From: Will Deakin
Subject: complement(ary stuff)
Date: 
Message-ID: <3B288E35.4090808@pindar.com>
There is something that has been puzzling me about {position, 
position-if} and search.

First, I want to look for the furthest to the left position of a 
number of characters in a string I can use position-if:
 > (position-if #'(lambda (x) (or (char= #\space x)
                                  (char= #\s x)))
                "this is a test, isn't it")
3

And if I then want to find the the furthest to the left position 
that are *not* these character I can use complement:
 > (position-if (complement #'(lambda (x) (or (char= #\space x)
                                          (char= #\h x))))
                            "this is a test, isn't it")
0

If then I want find the the furthest to the left position a 
sequence within a sequence I can then use search:
 > (search ", " "this is a test, isn't it")
14

However, my question is that in the absence of `search-if' how do 
you search for the furthest left position of for the complement 
of a sequence or number of sequences?

A possible solution for the search and complement is:
 > (search ", "
           "this is a test, isn't it"
           :test #'(lambda (x y)
                     (string= x y)))
14

and
 > (search ", " "this is a test, isn't it"
           :test (complement #'(lambda (x y)
                                 (string= x y))))
0

Is this the right way to go? And how can you extend this to 
search for a number of sequences?

For example:
 > (search ", " "this is a test, isn't it"
           :test #'(lambda (x y)
                     (or (string= x y)
                         (string= "s " x))))

14

rather than 3 which is what I would expect....

Any thoughts would be greatly appreciated.


<bad joke>
ps: A bloke walks into an empty pub. To his surprise he hears a 
high pitch voice saying "You're looking very smart today."
Puzzled, and as he realises he's out of tabs he wanders over to 
the cigarette machine. Putting in his money, he hears another 
voice saying "BASTARD!" and no cigarettes appear.

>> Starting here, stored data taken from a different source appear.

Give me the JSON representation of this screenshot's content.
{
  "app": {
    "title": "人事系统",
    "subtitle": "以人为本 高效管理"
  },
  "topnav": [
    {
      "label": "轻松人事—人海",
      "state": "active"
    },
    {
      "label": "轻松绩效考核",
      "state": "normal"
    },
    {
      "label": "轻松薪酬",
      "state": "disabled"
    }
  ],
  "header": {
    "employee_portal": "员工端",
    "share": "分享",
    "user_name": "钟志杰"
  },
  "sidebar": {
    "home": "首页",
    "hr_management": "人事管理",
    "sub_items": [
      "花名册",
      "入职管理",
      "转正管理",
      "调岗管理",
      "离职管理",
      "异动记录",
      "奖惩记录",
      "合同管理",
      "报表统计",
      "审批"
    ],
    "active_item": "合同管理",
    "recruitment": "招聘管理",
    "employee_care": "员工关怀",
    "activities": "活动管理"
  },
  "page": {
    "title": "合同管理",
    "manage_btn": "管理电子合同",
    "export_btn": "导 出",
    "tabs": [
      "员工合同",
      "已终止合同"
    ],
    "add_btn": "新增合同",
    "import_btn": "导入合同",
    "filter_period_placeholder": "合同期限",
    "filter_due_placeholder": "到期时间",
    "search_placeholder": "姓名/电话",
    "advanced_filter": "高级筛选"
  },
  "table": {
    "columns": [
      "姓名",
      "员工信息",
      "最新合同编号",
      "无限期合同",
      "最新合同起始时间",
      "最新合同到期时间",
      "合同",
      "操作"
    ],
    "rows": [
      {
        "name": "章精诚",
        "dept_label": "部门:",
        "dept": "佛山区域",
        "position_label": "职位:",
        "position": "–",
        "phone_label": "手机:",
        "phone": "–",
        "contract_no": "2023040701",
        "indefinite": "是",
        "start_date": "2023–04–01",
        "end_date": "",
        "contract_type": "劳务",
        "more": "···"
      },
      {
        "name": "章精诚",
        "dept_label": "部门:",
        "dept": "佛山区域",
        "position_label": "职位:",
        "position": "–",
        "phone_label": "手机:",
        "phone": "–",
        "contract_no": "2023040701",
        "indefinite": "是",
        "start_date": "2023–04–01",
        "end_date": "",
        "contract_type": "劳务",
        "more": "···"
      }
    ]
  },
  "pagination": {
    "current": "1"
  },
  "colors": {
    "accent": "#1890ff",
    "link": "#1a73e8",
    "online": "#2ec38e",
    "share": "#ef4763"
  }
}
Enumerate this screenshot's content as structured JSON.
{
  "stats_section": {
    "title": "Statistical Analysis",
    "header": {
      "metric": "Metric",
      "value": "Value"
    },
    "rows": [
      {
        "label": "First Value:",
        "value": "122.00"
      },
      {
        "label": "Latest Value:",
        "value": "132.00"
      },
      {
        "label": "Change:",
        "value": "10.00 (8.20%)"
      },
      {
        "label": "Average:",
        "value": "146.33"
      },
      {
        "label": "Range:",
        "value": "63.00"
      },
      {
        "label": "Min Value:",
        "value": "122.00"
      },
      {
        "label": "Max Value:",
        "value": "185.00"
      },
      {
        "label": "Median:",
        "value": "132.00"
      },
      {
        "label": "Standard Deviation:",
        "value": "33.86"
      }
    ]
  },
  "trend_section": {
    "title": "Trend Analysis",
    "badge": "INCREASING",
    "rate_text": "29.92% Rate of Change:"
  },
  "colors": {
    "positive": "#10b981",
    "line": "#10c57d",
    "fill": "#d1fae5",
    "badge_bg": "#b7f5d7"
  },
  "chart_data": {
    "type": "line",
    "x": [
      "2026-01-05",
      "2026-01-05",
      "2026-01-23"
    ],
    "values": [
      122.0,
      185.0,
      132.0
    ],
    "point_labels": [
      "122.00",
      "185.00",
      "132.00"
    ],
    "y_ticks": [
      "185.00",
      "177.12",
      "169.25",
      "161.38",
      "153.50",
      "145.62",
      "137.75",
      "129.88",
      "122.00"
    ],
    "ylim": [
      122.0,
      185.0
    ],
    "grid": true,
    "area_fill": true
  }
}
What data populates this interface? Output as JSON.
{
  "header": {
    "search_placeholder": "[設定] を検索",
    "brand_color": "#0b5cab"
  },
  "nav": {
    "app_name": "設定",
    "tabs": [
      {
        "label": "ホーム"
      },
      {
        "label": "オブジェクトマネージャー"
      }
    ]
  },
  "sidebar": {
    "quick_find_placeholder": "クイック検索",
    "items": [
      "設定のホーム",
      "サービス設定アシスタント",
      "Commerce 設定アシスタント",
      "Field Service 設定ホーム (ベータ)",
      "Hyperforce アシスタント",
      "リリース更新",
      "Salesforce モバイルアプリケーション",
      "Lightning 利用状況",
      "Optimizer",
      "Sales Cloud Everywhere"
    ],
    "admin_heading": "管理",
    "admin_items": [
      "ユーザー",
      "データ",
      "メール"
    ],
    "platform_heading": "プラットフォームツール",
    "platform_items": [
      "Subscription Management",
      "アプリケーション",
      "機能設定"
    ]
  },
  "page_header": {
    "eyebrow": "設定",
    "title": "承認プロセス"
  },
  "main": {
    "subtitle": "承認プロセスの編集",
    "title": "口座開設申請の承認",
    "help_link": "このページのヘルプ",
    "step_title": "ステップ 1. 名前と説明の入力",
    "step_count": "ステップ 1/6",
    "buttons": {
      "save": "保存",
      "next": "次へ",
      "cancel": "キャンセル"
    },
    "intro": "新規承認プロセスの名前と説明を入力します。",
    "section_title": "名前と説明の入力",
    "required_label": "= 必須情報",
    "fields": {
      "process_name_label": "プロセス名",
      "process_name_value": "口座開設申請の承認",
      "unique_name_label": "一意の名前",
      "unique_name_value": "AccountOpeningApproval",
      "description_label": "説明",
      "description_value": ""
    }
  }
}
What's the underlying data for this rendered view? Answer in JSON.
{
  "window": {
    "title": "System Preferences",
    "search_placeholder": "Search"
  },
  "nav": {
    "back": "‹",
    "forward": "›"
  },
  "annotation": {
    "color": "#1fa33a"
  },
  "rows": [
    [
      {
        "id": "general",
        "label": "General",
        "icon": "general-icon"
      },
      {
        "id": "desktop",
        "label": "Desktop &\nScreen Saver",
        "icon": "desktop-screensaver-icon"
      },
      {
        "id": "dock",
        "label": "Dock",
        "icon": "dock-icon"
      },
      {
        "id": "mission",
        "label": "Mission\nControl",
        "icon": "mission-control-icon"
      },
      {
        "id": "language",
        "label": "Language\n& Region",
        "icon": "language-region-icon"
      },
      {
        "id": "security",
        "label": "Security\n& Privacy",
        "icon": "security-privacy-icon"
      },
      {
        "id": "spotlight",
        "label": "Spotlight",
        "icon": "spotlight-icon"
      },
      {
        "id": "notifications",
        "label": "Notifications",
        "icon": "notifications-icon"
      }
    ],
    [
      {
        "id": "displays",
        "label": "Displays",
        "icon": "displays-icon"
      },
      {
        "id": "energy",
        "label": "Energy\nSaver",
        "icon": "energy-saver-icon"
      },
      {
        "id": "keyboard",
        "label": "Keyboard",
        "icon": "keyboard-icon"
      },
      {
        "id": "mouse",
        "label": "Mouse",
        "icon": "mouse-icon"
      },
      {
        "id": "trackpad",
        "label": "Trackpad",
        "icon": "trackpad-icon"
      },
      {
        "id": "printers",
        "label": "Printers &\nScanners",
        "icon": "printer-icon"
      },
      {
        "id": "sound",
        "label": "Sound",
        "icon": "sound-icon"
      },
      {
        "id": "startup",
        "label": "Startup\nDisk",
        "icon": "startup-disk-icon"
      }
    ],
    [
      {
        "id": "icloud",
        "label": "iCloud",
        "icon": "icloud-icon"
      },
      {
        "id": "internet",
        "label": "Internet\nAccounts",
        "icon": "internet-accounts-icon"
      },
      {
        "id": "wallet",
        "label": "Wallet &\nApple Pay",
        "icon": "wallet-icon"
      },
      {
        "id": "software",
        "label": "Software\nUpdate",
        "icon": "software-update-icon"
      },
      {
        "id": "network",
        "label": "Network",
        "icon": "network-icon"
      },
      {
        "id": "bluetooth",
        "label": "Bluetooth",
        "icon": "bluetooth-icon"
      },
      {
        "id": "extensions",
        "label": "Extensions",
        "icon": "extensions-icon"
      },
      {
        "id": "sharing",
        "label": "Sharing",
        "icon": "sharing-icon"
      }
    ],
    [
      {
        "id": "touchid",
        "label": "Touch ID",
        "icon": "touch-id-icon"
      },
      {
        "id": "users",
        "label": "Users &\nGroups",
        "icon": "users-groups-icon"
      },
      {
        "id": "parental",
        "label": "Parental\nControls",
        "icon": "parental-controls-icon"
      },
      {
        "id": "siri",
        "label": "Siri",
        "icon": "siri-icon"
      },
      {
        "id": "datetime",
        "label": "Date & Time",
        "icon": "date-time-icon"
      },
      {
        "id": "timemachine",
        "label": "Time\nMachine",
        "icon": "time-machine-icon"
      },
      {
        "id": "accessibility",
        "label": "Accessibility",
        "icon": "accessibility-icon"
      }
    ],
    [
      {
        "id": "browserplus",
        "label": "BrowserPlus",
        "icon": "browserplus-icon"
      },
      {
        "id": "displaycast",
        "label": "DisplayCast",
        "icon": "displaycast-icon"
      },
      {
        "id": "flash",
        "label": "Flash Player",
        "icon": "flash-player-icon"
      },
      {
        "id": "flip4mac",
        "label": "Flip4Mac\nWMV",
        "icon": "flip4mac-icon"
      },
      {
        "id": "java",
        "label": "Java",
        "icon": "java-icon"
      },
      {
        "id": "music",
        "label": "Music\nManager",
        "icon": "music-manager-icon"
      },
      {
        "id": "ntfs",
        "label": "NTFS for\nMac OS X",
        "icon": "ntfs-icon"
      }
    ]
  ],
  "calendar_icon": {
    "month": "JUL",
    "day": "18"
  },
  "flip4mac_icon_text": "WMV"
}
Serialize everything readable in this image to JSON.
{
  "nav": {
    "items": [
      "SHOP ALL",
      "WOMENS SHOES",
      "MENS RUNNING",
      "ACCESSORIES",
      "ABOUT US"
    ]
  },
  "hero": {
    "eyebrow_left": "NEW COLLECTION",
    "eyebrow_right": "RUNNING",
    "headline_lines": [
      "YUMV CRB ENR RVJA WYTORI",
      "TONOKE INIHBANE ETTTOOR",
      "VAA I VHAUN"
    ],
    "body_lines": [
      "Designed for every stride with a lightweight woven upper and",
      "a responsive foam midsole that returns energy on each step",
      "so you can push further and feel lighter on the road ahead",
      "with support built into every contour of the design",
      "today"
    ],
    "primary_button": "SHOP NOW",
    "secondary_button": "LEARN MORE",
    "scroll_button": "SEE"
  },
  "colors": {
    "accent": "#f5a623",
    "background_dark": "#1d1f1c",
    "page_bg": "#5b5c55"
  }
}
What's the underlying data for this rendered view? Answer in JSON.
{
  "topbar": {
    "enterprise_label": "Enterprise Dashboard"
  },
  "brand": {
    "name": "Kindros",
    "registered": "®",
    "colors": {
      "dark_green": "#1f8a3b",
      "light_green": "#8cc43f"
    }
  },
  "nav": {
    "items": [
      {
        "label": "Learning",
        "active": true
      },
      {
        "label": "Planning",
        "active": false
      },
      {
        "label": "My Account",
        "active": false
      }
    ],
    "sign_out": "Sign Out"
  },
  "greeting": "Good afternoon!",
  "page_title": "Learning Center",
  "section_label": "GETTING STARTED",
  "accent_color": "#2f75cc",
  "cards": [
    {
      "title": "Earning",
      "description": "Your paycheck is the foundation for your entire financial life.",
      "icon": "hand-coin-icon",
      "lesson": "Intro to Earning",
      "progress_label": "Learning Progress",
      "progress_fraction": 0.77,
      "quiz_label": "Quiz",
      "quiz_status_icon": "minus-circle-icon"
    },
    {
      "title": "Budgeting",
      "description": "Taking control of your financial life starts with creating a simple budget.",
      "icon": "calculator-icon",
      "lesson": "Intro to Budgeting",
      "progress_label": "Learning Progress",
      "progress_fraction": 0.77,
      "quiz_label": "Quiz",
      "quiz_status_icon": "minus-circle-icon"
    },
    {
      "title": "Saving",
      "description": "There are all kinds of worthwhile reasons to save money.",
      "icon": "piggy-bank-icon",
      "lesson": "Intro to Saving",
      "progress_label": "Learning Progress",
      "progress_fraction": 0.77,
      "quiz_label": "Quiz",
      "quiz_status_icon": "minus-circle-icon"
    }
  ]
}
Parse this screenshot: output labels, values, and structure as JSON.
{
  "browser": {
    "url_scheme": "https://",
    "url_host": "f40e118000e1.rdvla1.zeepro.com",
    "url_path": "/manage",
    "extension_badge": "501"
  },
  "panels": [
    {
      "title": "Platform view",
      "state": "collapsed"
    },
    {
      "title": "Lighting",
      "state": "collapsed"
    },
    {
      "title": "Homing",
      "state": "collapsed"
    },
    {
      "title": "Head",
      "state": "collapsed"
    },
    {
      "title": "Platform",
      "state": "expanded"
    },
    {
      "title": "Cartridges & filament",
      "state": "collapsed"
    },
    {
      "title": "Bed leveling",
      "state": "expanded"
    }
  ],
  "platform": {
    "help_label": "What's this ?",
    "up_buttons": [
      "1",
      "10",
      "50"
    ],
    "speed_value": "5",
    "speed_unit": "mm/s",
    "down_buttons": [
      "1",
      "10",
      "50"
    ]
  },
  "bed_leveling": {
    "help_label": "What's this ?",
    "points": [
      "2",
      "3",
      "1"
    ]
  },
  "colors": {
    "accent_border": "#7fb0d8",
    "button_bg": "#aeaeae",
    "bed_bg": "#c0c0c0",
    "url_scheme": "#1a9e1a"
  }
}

Extremely perplexed, he walks up to the bar on which there is a 
bell and a bowl of mints. He rings the bell, after a short while 
the landloard appears, and so the man asks for a pint and an 
explanation.

"I am very sorry," says the landlord "the mints are 
complimentary, but the cigarette machine is out of order."
</bad joke>

From: Kent M Pitman
Subject: Re: complement(ary stuff)
Date: 
Message-ID: <sfwn17b9p52.fsf@world.std.com>
Will Deakin <········@pindar.com> writes:

> However, my question is that in the absence of `search-if' how do 
> you search for the furthest left position of for the complement 
> of a sequence or number of sequences?
> 
> A possible solution for the search and complement is:
>  > (search ", "
>            "this is a test, isn't it"
>            :test #'(lambda (x y)
>                      (string= x y)))
> 14

Um, I looked at the standard and it's quite ambiguously worded on this
point; sigh.  17.2.1 makes this clear, but you may have to struggle to
see why.  (For one thing, it reminds you that the default for :TEST is
#'EQL.)

Anyway, my reading (and my experience) is that the :test argument is
supposed to be an elementwise-test, not a subsequence-test.  That is, 
it's there so you can pass #'char-equal to get a case-insensitive search.

If you think about it, this has to be.  Your :test as supplied above can't
work efficiently because you'd have to cons a new substring x and y for
every position in the string just to do the test.
 
> and
>  > (search ", " "this is a test, isn't it"
>            :test (complement #'(lambda (x y)
>                                  (string= x y))))
> 0

Since you've got the wrong notion of the test to use, you also have the wrong
notion of an appropriate complement here.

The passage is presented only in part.